Вопреки моему мнению, мама тихо хихикнула, посмотрев на меня исподлобья, что только усугубило очевидность моего недовольства, которое я скрывал.
— Так, хватит смущать Чонгука, — вмешалась тётя Соль, которая всегда почему-то меня спасала: от бабушки, а теперь вот, от этих двоих… — Так ещё приятнее, — обратилась она ко мне, чуть наклонив голову в мою сторону. — Что изначально ты был не рад посторонним людям — это нормально, а кто вообще в здравом уме им будет рад в своём доме?
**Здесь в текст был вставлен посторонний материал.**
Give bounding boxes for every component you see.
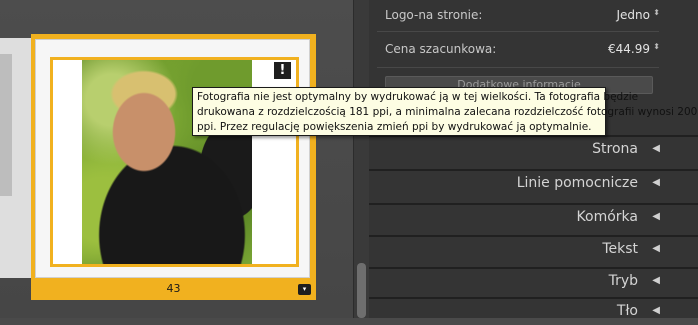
warning-icon[interactable]: ! (274, 62, 291, 79)
tooltip-line: Fotografia nie jest optymalny by wydruko… (197, 91, 639, 103)
page-menu-button[interactable]: ▾ (298, 284, 311, 295)
divider (377, 31, 659, 32)
section-label: Tło (616, 303, 638, 319)
divider (377, 67, 659, 68)
scrollbar-thumb[interactable] (357, 263, 366, 318)
collapse-arrow-icon[interactable]: ◀ (652, 275, 660, 286)
page-paper[interactable]: ! (35, 39, 310, 278)
logo-stepper-icon[interactable]: ⬍ (653, 9, 660, 17)
section-komorka[interactable]: Komórka ◀ (369, 203, 698, 231)
section-label: Strona (592, 141, 638, 157)
section-label: Tryb (608, 273, 638, 289)
section-tekst[interactable]: Tekst ◀ (369, 235, 698, 263)
section-label: Linie pomocnicze (516, 175, 638, 191)
section-linie-pomocnicze[interactable]: Linie pomocnicze ◀ (369, 169, 698, 197)
collapse-arrow-icon[interactable]: ◀ (652, 211, 660, 222)
page-number: 43 (166, 282, 181, 295)
section-tryb[interactable]: Tryb ◀ (369, 267, 698, 295)
collapse-arrow-icon[interactable]: ◀ (652, 305, 660, 316)
book-canvas: ! 43 ▾ (0, 0, 353, 318)
canvas-scrollbar[interactable] (353, 0, 369, 318)
tooltip-line: drukowana z rozdzielczością 181 ppi, a m… (197, 106, 698, 118)
price-row[interactable]: Cena szacunkowa: €44.99 ⬍ (369, 34, 698, 64)
section-strona[interactable]: Strona ◀ (369, 135, 698, 163)
logo-row[interactable]: Logo-na stronie: Jedno ⬍ (369, 0, 698, 30)
logo-value[interactable]: Jedno (617, 8, 651, 22)
collapse-arrow-icon[interactable]: ◀ (652, 177, 660, 188)
selected-page-frame[interactable]: ! 43 ▾ (31, 34, 316, 300)
collapse-arrow-icon[interactable]: ◀ (652, 143, 660, 154)
price-value[interactable]: €44.99 (608, 42, 650, 56)
section-tlo[interactable]: Tło ◀ (369, 297, 698, 325)
logo-label: Logo-na stronie: (385, 8, 483, 22)
price-label: Cena szacunkowa: (385, 42, 497, 56)
settings-panel: Logo-na stronie: Jedno ⬍ Cena szacunkowa… (369, 0, 698, 319)
collapse-arrow-icon[interactable]: ◀ (652, 243, 660, 254)
section-label: Komórka (576, 209, 638, 225)
previous-page-photo-cell[interactable] (0, 54, 12, 196)
tooltip-line: ppi. Przez regulację powiększenia zmień … (197, 121, 592, 133)
resolution-warning-tooltip: Fotografia nie jest optymalny by wydruko… (192, 87, 698, 136)
price-stepper-icon[interactable]: ⬍ (653, 43, 660, 51)
previous-page[interactable] (0, 38, 34, 278)
section-label: Tekst (602, 241, 638, 257)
То, что ты теперь нас с Юнон подговариваешь остаться подольше, просто значит, что теперь не относишься к нам, как к чужакам, разве нет?
Подумав, я кивнул, снова невольно взглянув на Юнон, шутившую ещё меньше минуты назад, но сделавшуюся почему-то теперь совсем серьёзной, потускневшей всем видом. Рука с палочками легла на стол, а плечи обессиленно опустились, как и уголки губ, а сама она стеклянными глазами смотрела в никуда, медленно оторвав от безымянной точки взгляд в мою сторону. Что-то она говорила мне этим взглядом. Что-то нехорошее.
— Кстати, — вмешалась мама, — а что у вас там был за спор, что вы решили играть в молчанку? Мы здорово перепугались, что вы поссоритесь и жить под одной крышей будет совсем тяжко… — она посмотрела сначала на Юнон, а потом на меня. Всё-таки вопросов избежать было нельзя.
Я растерялся. Действительно, что это вообще был за спор? Распахнув рот, чтобы сиюсекундно сочинить что-то бездумное, я так и застыл, перебитый Юнон:
— Я хотела его втянуть в кое-какое расследование. Но Чонгук упорно решил, что его это не касается, и он не хочет участвовать.
Мама выразительно изогнула бровь, изображая ещё большее вопрошание, чем было прежде. Меня еле хватило, чтобы не выразить на лице то же самое.
— Расследование? — переспросила тётя Соль, подталкивая сестру к новым объяснениям.
— Ага, — Юнон покопалась в лапше палочками, потянувшись через стол и стараясь уцепить побольше. — Я нашла чей-то альбом в гараже, и в нём в очень странном порядке отсутствуют некоторые фотографии. Мне показалось, что это было сделано с намерением что-то скрыть. Не знаю, чей это альбом… Не знаю даже, насколько он старый. Но мне стало интересно, и я говорю: «Чонгук, давай проведём расследование!» А он мне: «Не хочу! Не буду! Не пойду в сарай!» — будто он там чего боится, — по губам сестры расплылась улыбка. — Но я, кажется, поняла, чего он боялся, и намерена искоренить его страхи!
Глухо ухнуло в ушах. Искоренить? Что она собралась искоренять и, главное, каким образом? Сестра деловито слопала всё, что намотала на палочки, и от её продолжительной улыбки под ложечкой щекотало. Но одно течение мыслей сменилось другим, когда я встретился взглядом с мамой. Глаза её теперь представляли из себя два белых кругляшка со зрачками, устремлёнными вниз. Почему-то она выглядела, как ударенная молнией, и это заставило меня слегка похмуриться. Чего это она? Почему её лицо всё ещё продолжало медленно вытягиваться? Я мысленно вернулся к тому, о чём болтала Юнон немного ранее: альбом с фотографиями в сарае… В отличие от сестры, я знал, какой примерно он давности и кому принадлежит. Это что, из-за него мама вдруг посерела? Нехорошее предчувствие закралось в самые глубокие закоулки сознания. Неужели, сестра права, и в этом древнем, как мир, альбоме, действительно было что-то, что имело какое-либо иное значение, помимо знака старой памяти? И пробелы в нём действительно являлись намерением что-то скрыть? Если так, то от кого, как не от меня?